Lorsque son père, Salim Showker, est arrivé aux Etats-Unis lors de la Première Guerre mondiale, il a laissé derrière lui son village Hasroun et ses parents. Ses frères avaient déjà émigré avant lui. «La vie était si difficile. Sa mère, Najla, arrivée à l’âge de 17 ans, sera confrontée aux mêmes difficultés». Elle a dû s’adapter à sa nouvelle vie. Juste après la mort de son père, elle a effectué des études et a obtenu un doctorat. «C’est à ma mère que je dédie ce prix. Elle a toujours été si fière de ses origines arabes et libanaises». Les parents de Selwa étaient très attachés à leur langue d’origine. «Ils voulaient qu’on apprenne l’arabe, ma sœur et moi. C’est pour cette raison qu’ils ont tenu à retourner au Liban lors de notre jeunesse». Mais une fois que la famille revient en Amérique, la jeune Selwa résiste et ne veut pas se distinguer de ses amis de classe. «Je refusais de parler l’arabe. C’était l’âge où je ne voulais pas être différente». Au fil des ans, pourtant, elle comprend que c’est cette différence qui va l’enrichir, lui permettre de devenir première de sa promotion au lycée et ensuite à l’Université. «Cette richesse culturelle m’a poussée à travailler plus sur moi-même». Après la fin de sa carrière à la Maison-Blanche, elle publie un livre Keeper of the Gate.
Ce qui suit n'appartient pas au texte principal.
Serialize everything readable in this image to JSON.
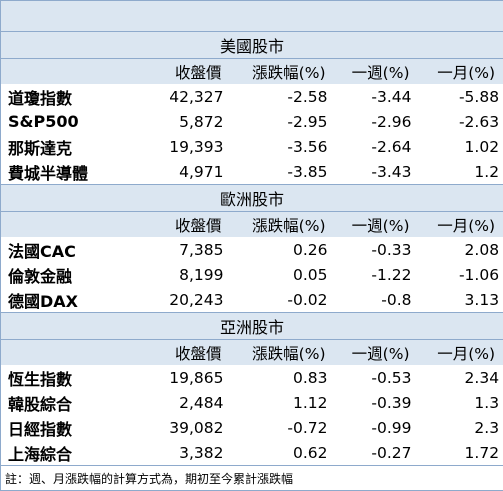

Recommandé par les bibliothèques publiques américaines, il permet aux lecteurs de comprendre le travail d’un chef du protocole et les liens entre la diplomatie et le Protocole. Selwa Roosevelt a aussi tenu à retravailler dans le journalisme. Actuellement, elle est rédactrice en chef de la revue trimestrielle Méditerranée. Elle est également membre du Comité exécutif de l’Opéra national de Washington. A 83 ans, Selwa Showker Roosevelt n’aura pas fini de nous étonner. P.M.  

Ce qu’elle en pense
-De la culture libanaise: Rien ne remplace notre hospitalité. Les Libanais sont ouverts d’esprit, accueillants, aimants. Quant à la cuisine libanaise, elle est la meilleure. C’est ce qui m’a sans doute permis d’avoir une si longue vie. Ma mère, qui cuisinait pour nous a vécu jusqu’ à l’âge de 98 ans!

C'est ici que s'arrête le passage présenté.